Nel corso delle indagini è emerso come il clan si imponesse sul territorio attraverso azioni punitive e ritorsive nei confronti di terzi entrati in contrasto per il mancato pagamento delle forniture o per sconfinamenti territoriali. Il contrasto alle forze dell’ordine era attuato attraverso il monitoraggio del territorio (così da scongiurarne l’eventuale intervento), l’utilizzo di canali di comunicazione dedicati (i cd. “telefoni della fatica”), la realizzazione di appositi locali dove nascondere armi e stupefacenti accessibili soltanto attraverso apposita strumentazione, la dotazione di un vasto parco di autovetture utilizzate in via esclusiva per gli affari illeciti ed il continuo cambio di utenze degli indagati, per lo più intestate a stranieri o a terzi estranei ai fatti o a nomi di fantasia. Ulteriori precauzioni erano adottate dal capo clan, A. Batti, soggetto di particolare ferocia anche nei confronti dei suoi sodali, il quale non veniva quasi mai contattato telefonicamente dagli altri indagati, ma effettuava la maggior parte delle comunicazioni attraverso Mario Nunzio Fabbrocini, sua longa manus, che riportava il suo volere agli altri soggetti e viceversa.

Le attività di indagine hanno consentito di individuare in Alfredo Batti il capo indiscusso dell’associazione, mentre i fratelli Luigi e Alan Cristian, ai quali era stato demandato il controllo delle attività di spaccio a Ottaviano e San Giuseppe Vesuviano, svolgevano una funzione di raccordo tra lo stesso capo clan  e gli altri; M. N. Fabbrocini, F. Campanile ed S. Ambrosio erano invece referenti, portavoce ed esecutori delle singole azioni criminose.

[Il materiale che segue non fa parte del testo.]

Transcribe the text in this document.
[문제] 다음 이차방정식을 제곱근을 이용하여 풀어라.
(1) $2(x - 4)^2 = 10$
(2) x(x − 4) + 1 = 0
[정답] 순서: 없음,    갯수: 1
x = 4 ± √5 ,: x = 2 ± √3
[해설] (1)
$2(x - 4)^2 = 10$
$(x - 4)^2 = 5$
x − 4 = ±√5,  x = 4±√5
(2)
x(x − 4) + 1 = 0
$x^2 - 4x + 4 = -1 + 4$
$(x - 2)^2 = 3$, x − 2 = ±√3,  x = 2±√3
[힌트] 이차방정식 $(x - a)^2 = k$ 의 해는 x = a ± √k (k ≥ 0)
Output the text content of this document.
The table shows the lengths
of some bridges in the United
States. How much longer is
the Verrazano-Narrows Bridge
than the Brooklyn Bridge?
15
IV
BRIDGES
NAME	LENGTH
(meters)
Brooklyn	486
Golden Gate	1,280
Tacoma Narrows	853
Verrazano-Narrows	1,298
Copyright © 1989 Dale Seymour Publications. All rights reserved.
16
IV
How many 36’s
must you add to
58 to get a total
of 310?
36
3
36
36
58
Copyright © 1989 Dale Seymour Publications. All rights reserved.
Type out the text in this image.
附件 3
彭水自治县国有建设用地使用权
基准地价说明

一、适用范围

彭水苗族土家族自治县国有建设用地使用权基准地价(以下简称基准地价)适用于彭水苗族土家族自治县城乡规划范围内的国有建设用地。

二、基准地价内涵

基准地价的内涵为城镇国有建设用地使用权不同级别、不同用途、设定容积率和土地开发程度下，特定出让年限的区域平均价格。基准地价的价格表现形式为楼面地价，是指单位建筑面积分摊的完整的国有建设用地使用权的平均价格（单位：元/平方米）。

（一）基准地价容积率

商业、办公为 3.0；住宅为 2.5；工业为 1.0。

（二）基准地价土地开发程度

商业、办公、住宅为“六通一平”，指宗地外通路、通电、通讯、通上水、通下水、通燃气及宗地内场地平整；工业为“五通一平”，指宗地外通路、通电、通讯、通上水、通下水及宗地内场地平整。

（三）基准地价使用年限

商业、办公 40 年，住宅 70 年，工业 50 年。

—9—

La seconda ordinanza di custodia cautelare deriva da un’ulteriore attività investigativa svolta dal Comando Provinciale della Guardia di Finanza di Salerno sotto la conduzione della locale D.D.A. – successivamente trasmessa per competenza al paritetico organo distrettuale di Napoli – e ha evidenziato la capacità del sodalizio criminale di approvvigionarsi di considerevoli quantità di droga.

L’attività investigativa, durata quasi due anni, è stata sviluppata non senza difficoltà, dovute anche ai continui accorgimenti e alle precauzioni adottate dagli indagati: incontri de visu in aree ad alta densità criminale, frequenti cambi di utenze telefoniche (intestate a nominativi di fantasia) e di apparecchi cellulari, utilizzo di un linguaggio estremamente criptico sono alcuni degli ostacoli che gli investigatori hanno dovuto superare per ricostruite le dinamiche delle trattative poste in essere dal sodalizio.
Nel medesimo contesto operativo, i Finanzieri del Comando Provinciale di Salerno hanno dato esecuzione ad un decreto di sequestro, fino ad un valore di circa 2,5 milioni, finalizzato alla confisca di beni mobili e immobili riconducibili agli indagati, in capo ai quali è emersa una notevole sproporzione tra i redditi dichiarati e l’effettiva situazione patrimoniale, ricostruita con il supporto del Servizio Centrale Investigazione sulla Criminalità Organizzata (SCICO) della Guardia di Finanza.